Melt up: Last week's record highs for major U.S. indexes mean stocks appear overbought, but the near-term path might remain higher. Read Schwab's Weekly Traders Outlook for more thoughts on how to approach the market in coming days and what might have the most influence on daily trading.
Ideas to mull as you trade or invest
Earnings outlook: Analysts remain optimistic about 2024 earnings, according to the latest update from research firm FactSet, but it’s a fluid situation. For now, they expect 11% year-over-year EPS growth for the full year of 2024, FactSet said, though projected Q1 EPS growth is a pedestrian 3.6%. The following quarters (two through four) see earnings growth expectations generally accelerate until they reach double digits by Q4. One thing to remember is that many of these projections probably got made when most of the market expected the Fed to dramatically cut interest rates this year. If that gets pushed back or if the Fed cuts less than expected, there could be a potential impact on earnings growth. It might be interesting to follow analysts' average 2024 EPS outlook once the Fed meets March 19–20 and releases its updated projections just ahead of Q1 earnings season.

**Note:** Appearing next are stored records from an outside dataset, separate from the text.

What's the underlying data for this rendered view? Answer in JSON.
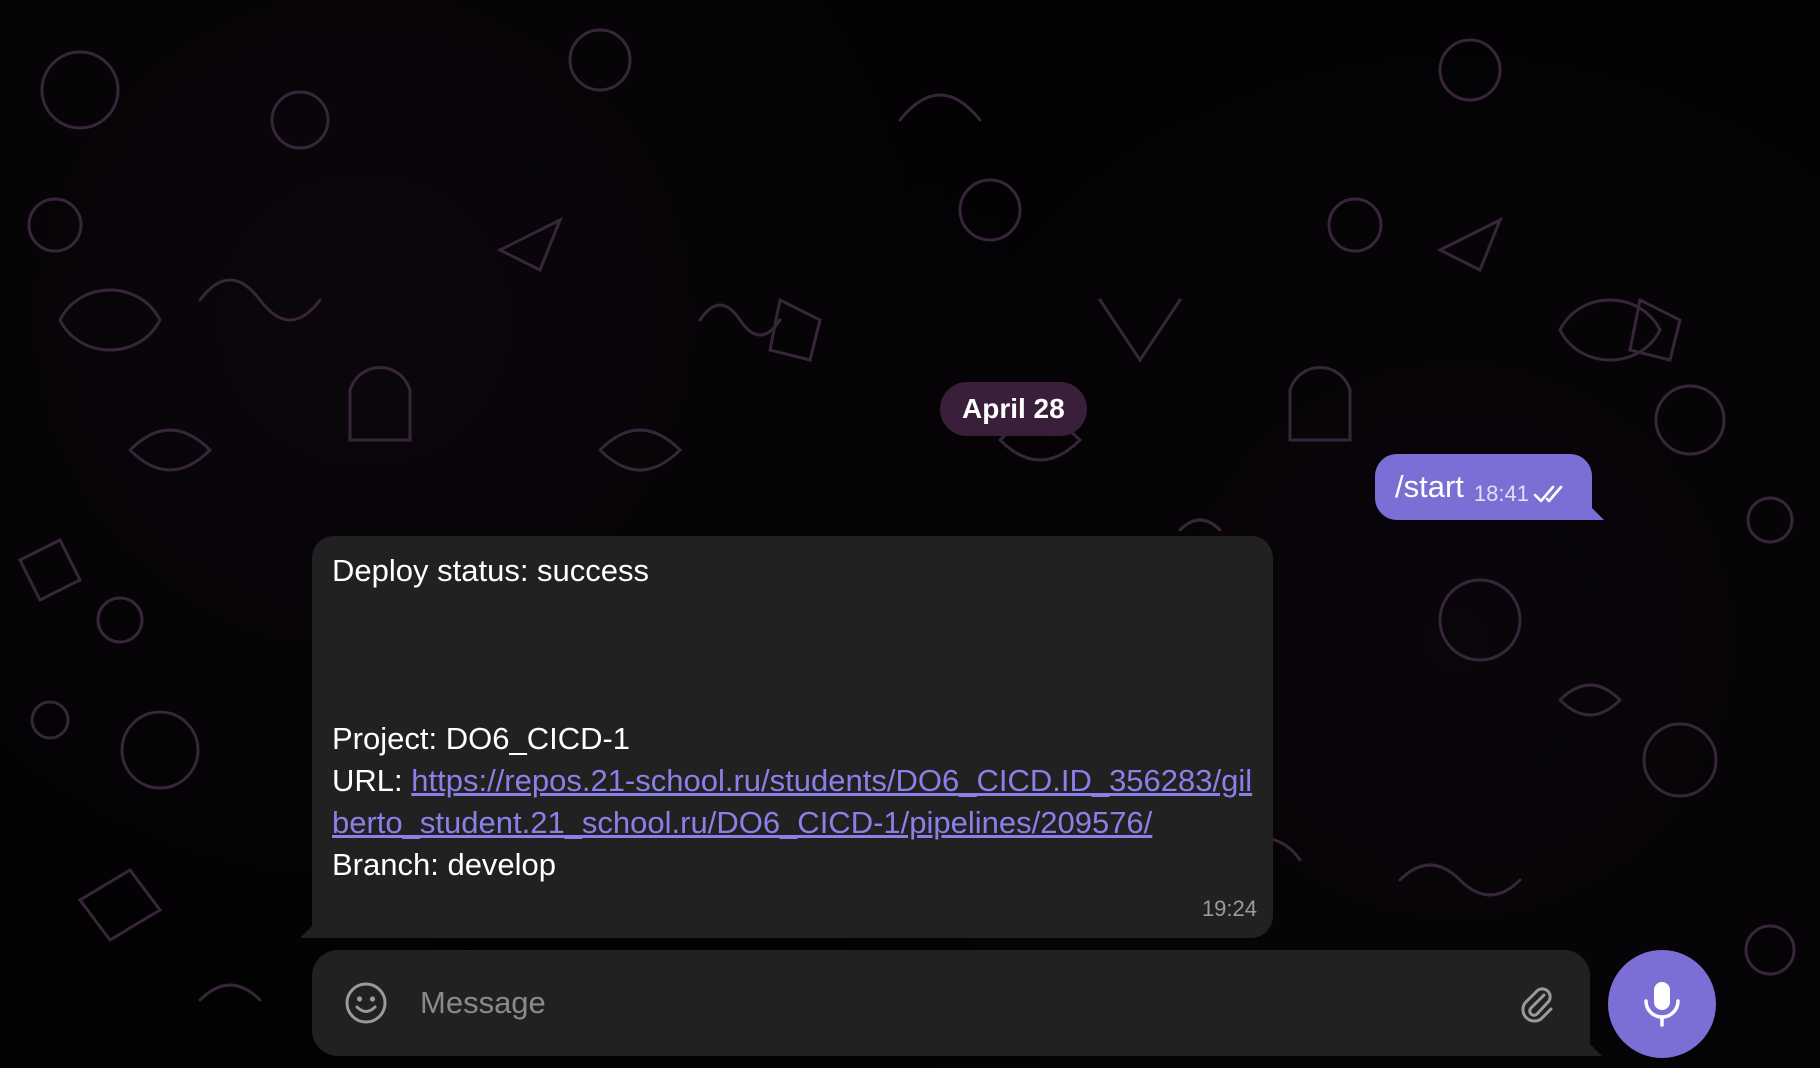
{
  "chat": {
    "date_separator": "April 28",
    "outgoing": {
      "text": "/start",
      "time": "18:41",
      "status_icon": "double-check-icon"
    },
    "incoming": {
      "status_line": "Deploy status: success",
      "project_line": "Project: DO6_CICD-1",
      "url_label": "URL: ",
      "url_link": "https://repos.21-school.ru/students/DO6_CICD.ID_356283/gilberto_student.21_school.ru/DO6_CICD-1/pipelines/209576/",
      "branch_line": "Branch: develop",
      "time": "19:24"
    }
  },
  "composer": {
    "placeholder": "Message",
    "emoji_icon": "emoji-icon",
    "attach_icon": "paperclip-icon",
    "mic_icon": "microphone-icon"
  },
  "colors": {
    "accent": "#7b6fd6",
    "bubble_incoming": "#212121",
    "date_pill": "#3a1f3a",
    "link": "#8b7fe8"
  }
}
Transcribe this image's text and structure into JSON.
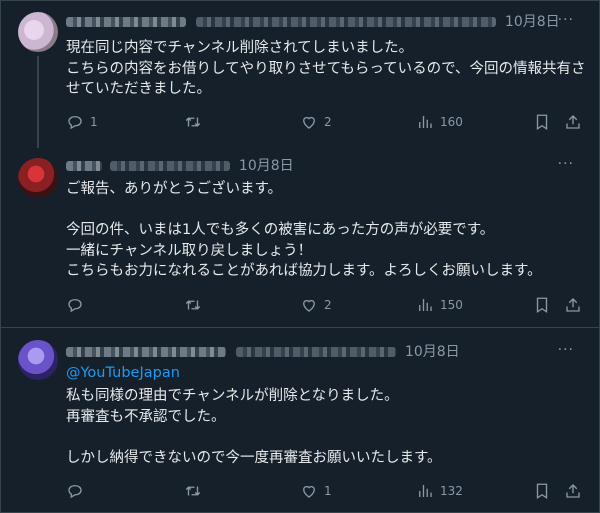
{
  "tweets": [
    {
      "time": "10月8日",
      "body": "現在同じ内容でチャンネル削除されてしまいました。\nこちらの内容をお借りしてやり取りさせてもらっているので、今回の情報共有させていただきました。",
      "reply_count": "1",
      "retweet_count": "",
      "like_count": "2",
      "view_count": "160"
    },
    {
      "time": "10月8日",
      "body": "ご報告、ありがとうございます。\n\n今回の件、いまは1人でも多くの被害にあった方の声が必要です。\n一緒にチャンネル取り戻しましょう！\nこちらもお力になれることがあれば協力します。よろしくお願いします。",
      "reply_count": "",
      "retweet_count": "",
      "like_count": "2",
      "view_count": "150"
    },
    {
      "time": "10月8日",
      "mention": "@YouTubeJapan",
      "body": "私も同様の理由でチャンネルが削除となりました。\n再審査も不承認でした。\n\nしかし納得できないので今一度再審査お願いいたします。",
      "reply_count": "",
      "retweet_count": "",
      "like_count": "1",
      "view_count": "132"
    }
  ],
  "more_label": "···",
  "icons": [
    "reply-icon",
    "retweet-icon",
    "like-icon",
    "views-icon",
    "bookmark-icon",
    "share-icon"
  ],
  "colors": {
    "background": "#15202b",
    "text": "#e7e9ea",
    "muted": "#8b98a5",
    "link": "#1d9bf0",
    "border": "#38444d"
  }
}
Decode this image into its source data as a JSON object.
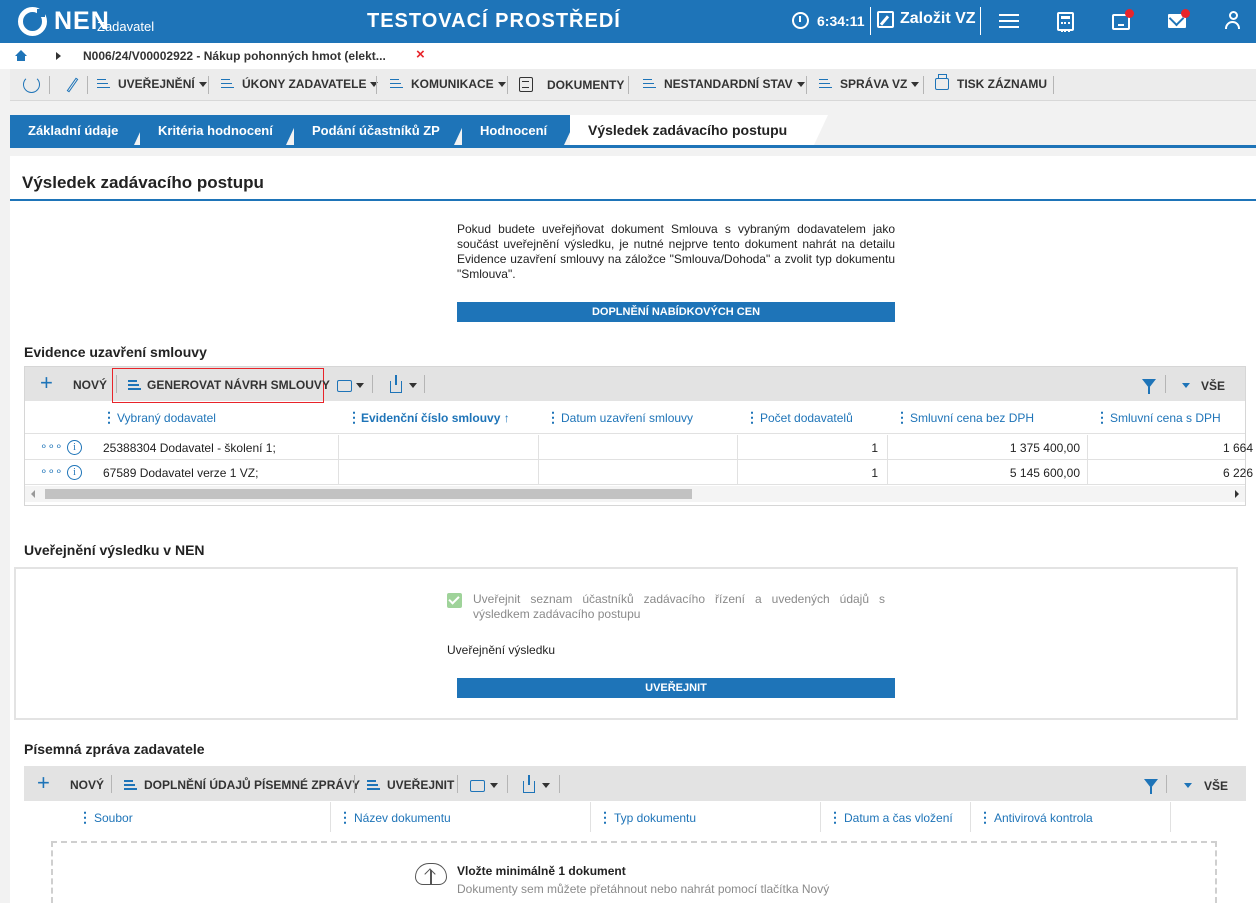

Talking technicals: We still appear to be in a sideways to slightly lower consolidation period. "Let’s take a step back and remind ourselves that the SPX is up essentially 25% from the October 27 low, and this type of a move without a healthy 3% to 5% correction (sans maybe the first week of 2024) isn’t necessarily 'healthy' price action," said Schwab's Peterson. "Technically, in regard to the sustainability of a trend, the bulls would probably like to see more of a stairstep uptrend (two steps up, one step down, etc.) which allows for healthy profit taking and better entry points for a new shareholder base."
Sectors rated: Schwab has released its monthly Schwab Sector Views, the firm's six-to-12-month outlook for stock sectors representing broad swaths of the economy. Financials, energy, and materials are rated outperform, while real estate and consumer discretionary get underperform ratings. The other sectors are rated market perform. For the full breakdown and analysis, read the Sector Views post.
March 5: January Factory Orders, ISM Non-Manufacturing PMI, and expected earnings from Target (TGT), Ross Stores (ROST), and CrowdStrike (CRWD).
March 6: January Wholesale Inventories, January Job Openings and Labor Turnover Survey (JOLTS), and expected earnings from Campbell Soup (CPB), Foot Locker (FL), and Victoria's Secret (VSCO).
March 7: Q4 Productivity, January Trade Balance, and expected earnings from Broadcom (AVGO) and Costco (COST).
March 8: February Nonfarm Payrolls.
March 11: No major earnings or data.